It’s also not recommended to add garlic to the onions. I suppose you could, however, you really do want the onions to shine.
I’ve seen some onion soups that have herbs in the base, like thyme. While I do love the flavor of thyme, especially with onions, I’ve got to tell you – I’m not a fan of the mouth feel you get from herbs in the soup. I just want broth and onions. Okay, cheese and bread, too! So I decided to garnish with the thyme – it really does add a little something to the whole scent of the dish and thus the whole experience.
As I mentioned earlier, it definitely helps to have a slice of bread that takes up more surface area of the crock you are using. This makes sure the cheese really sits on top and gets nice and crispy in the oven. Just make sure you are using oven safe crocks or bowls when you make this! And slide a tray under there, which will just save you on clean up and make it easier to get the crocks in and out of the oven without major spillage.
French Onion Soup Recipe
- 6 medium to large onions
- 2-4 tbsp butter or more to keep the pan from being dry
- 1 tsp salt
- 48 oz beef broth
- 1/2 c red wine
- salt & pepper, to taste
- 1 baguette, sliced
- 4-6 oz gruyere grated
- sprigs of thyme, for garnish
- With a mandolin, thinly slice the onions.
- In a dutch oven or large pot, melt 2 tbsp butter.
- Once the butter is melted, add the onions and stir to coat. Sprinkle salt.
- Continue to work the onions until caramelized, adding butter as necessary.
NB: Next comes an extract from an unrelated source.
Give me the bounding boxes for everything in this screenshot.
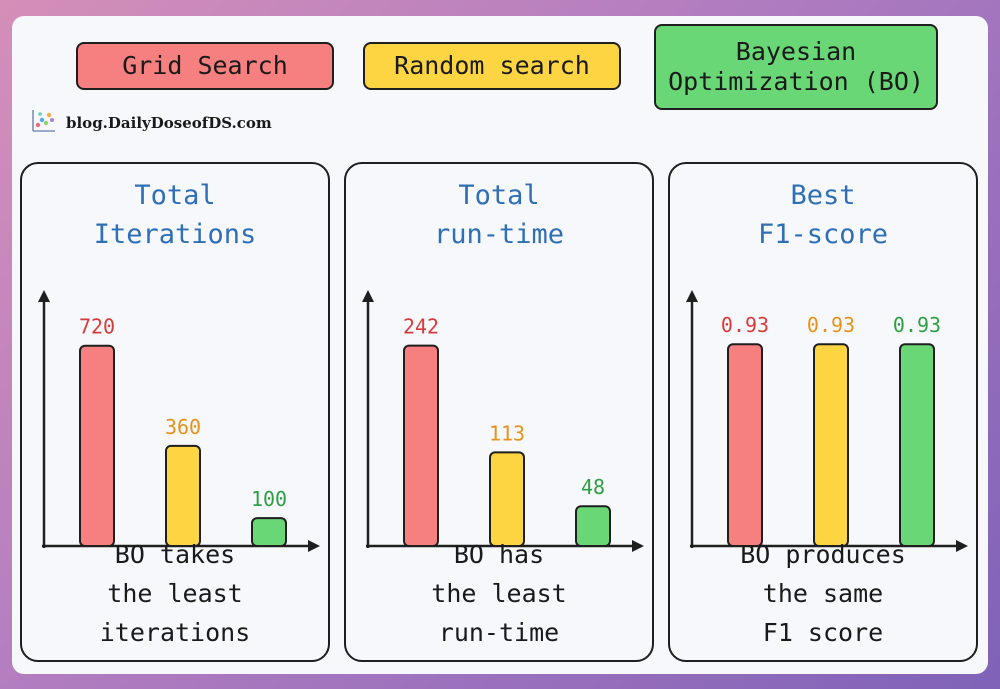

You will want to make sure the pan has some moisture through it.
- When the onions are a deep golden, caramel color, add the beef broth and wine to the pot. Stir.
- Bring to a simmer and simmer for 30 minutes.
- Meanwhile, toast baguette slices in oven, toaster or pan.
- Taste soup for salt and pepper, adjust to your preference.
- Place crocks on baking sheet; place sliced baguette in the crocks.
- Pour soup evenly in the crocks until full.
- Top each crock with grated gruyere.
- Bake for 10 minutes or until cheese has some golden brown.
- Top with sprigs of thyme and enjoy hot!